Il y a environ un an, Cambridge a adopté un zonage multifamilial à l’échelle de la ville, autorisant des immeubles collectifs dans tous les quartiers — alors qu’auparavant la moitié de la ville était limitée à des maisons de deux ou trois logements. Ce zonage permet désormais, de plein droit, des immeubles de quatre étages, voire six dans certains secteurs, avec des règles assouplies en matière de retraits et de coefficients d’occupation des sols.
Ces changements facilitent la production de logements, tant abordables que privés.

Ce qui distingue la Cambridge Housing Authority repose sur quatre éléments principaux.
Premièrement, notre volonté d’innover et de viser l’excellence. Il y a cinquante ans, l’agence était mal gérée et proche d’une mise sous tutelle par l’État ou les tribunaux ; depuis, la direction et les équipes ont instauré une culture d’excellence, d’innovation et de partenariat avec les résidents et la ville.
Deuxièmement, nous avons adopté une grande flexibilité financière grâce au programme fédéral Moving to Work, créé par le Congrès à la fin des années 1990, qui permet à certaines agences, dont la nôtre, de regrouper différentes sources de financement et de les utiliser là où l’impact est le plus fort, en adaptant localement les politiques de loyers, de services et même de développement.
Troisièmement, nous avons investi dans les compétences du secteur public : nos équipes ne se limitent pas à la gestion et à la maintenance, mais assurent également le financement, le développement et le suivi des chantiers — ce qui est peu courant pour de nombreuses agences. Cela nous permet de maîtriser la qualité et de générer des recettes pour financer de nouveaux programmes.
Quatrièmement, nous avons élargi notre action au-delà du bâti pour inclure des programmes améliorant la qualité de vie des résidents et rompant la reproduction intergénérationnelle de la pauvreté, notamment des formations certifiantes en gestion immobilière et des programmes destinés aux jeunes, favorisant la mobilité sociale et le maintien à domicile dans la dignité.

À l’avenir, nous devons continuer à évoluer pour rester pertinents. Nous élargissons les niveaux de revenus des publics que nous accompagnons — en aidant les personnes sans domicile et en expérimentant des programmes de logements à revenus mixtes. Nous développons des partenariats régionaux avec d’autres agences du Massachusetts, car les défis de Cambridge sont d’échelle régionale. Nous acquérons également des immeubles et du foncier : nous avons finalisé l’achat d’un bien fin décembre et prévoyons d’en conclure cinq autres. Nous espérons augmenter notre parc de plus de 20 % au cours des cinq prochaines années et de près de 40 % sur dix ans, en cohérence avec l’objectif de la ville d’ajouter 12 500 logements — soit une hausse de 20 % — en cinq ans.

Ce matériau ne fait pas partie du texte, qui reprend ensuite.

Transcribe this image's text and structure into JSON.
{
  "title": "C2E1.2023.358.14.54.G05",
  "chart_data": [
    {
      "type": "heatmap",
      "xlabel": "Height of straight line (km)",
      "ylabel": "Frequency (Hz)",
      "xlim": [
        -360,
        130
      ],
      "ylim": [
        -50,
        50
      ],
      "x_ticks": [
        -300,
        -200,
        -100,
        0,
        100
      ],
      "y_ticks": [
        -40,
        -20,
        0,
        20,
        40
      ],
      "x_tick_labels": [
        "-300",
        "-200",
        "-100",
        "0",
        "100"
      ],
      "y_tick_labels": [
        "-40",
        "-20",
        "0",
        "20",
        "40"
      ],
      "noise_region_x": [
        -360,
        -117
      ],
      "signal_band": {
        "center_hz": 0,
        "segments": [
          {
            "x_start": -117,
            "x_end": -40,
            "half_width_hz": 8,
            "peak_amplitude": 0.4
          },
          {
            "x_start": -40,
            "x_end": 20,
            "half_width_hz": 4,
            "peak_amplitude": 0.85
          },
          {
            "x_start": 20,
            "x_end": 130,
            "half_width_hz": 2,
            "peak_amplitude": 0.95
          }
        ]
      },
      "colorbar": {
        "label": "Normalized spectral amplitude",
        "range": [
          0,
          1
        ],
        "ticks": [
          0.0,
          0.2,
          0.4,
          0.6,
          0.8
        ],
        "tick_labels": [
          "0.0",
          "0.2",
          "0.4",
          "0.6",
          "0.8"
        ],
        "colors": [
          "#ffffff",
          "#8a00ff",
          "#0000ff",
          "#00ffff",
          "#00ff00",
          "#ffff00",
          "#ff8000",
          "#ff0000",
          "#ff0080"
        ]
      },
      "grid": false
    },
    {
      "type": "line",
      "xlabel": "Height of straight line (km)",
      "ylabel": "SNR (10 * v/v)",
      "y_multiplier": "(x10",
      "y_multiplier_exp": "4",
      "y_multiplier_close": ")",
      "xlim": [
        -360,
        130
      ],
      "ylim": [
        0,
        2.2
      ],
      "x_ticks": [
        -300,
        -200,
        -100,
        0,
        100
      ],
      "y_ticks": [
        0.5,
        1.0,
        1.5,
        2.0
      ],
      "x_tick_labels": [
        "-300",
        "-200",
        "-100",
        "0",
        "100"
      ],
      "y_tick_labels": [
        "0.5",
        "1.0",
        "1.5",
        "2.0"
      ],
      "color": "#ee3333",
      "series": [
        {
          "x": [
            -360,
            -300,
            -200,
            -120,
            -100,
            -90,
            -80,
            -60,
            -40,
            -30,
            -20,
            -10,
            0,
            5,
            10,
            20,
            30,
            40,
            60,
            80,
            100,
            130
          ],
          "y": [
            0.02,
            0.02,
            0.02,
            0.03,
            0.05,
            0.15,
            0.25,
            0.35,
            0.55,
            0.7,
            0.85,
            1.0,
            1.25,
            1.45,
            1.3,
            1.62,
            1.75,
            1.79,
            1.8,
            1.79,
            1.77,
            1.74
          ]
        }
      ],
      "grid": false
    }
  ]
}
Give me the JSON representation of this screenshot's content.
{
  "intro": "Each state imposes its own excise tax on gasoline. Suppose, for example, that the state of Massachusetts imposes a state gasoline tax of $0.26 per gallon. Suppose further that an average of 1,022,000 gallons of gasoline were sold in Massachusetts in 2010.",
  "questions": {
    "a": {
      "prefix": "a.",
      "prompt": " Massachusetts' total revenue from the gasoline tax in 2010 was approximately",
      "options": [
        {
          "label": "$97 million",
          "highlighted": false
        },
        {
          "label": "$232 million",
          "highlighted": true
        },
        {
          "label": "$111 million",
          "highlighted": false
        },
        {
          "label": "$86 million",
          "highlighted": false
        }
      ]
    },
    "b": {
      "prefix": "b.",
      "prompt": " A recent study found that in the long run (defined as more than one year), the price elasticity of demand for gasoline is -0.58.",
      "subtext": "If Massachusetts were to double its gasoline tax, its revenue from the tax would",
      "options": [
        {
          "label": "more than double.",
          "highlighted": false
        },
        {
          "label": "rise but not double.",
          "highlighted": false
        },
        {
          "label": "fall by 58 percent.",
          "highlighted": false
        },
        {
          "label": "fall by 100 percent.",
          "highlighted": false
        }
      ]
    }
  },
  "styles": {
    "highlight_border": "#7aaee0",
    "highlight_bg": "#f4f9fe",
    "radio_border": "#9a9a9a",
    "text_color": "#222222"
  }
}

La question du sans-abrisme
Ces cinq dernières années, en particulier depuis la pandémie, nous avons fortement concentré nos efforts sur le sans-abrisme. La pandémie a mis en évidence combien le lieu de vie influe sur la survie ; les personnes en situation de précarité résidentielle ou sans logement ont été disproportionnellement touchées. Nous avons adopté des modèles de logement accompagné, associant logement et services. Récemment, nous avons rénové ou acquis des logements pour accueillir directement des personnes vivant dans la rue, en les accompagnant de services facilitant la transition et prenant en compte les enjeux de santé et de comportement. Cette approche s’est révélée efficace.
Au-delà du logement accompagné en gestion directe, nous travaillons avec des organisations de première ligne en leur fournissant des aides au loyer et des subventions de fonctionnement, notamment pour les personnes victimes de violences domestiques ou sexuelles, les jeunes sortant de l’aide sociale à l’enfance, et d’autres publics nécessitant un hébergement d’urgence. Ces programmes ont montré leur efficacité.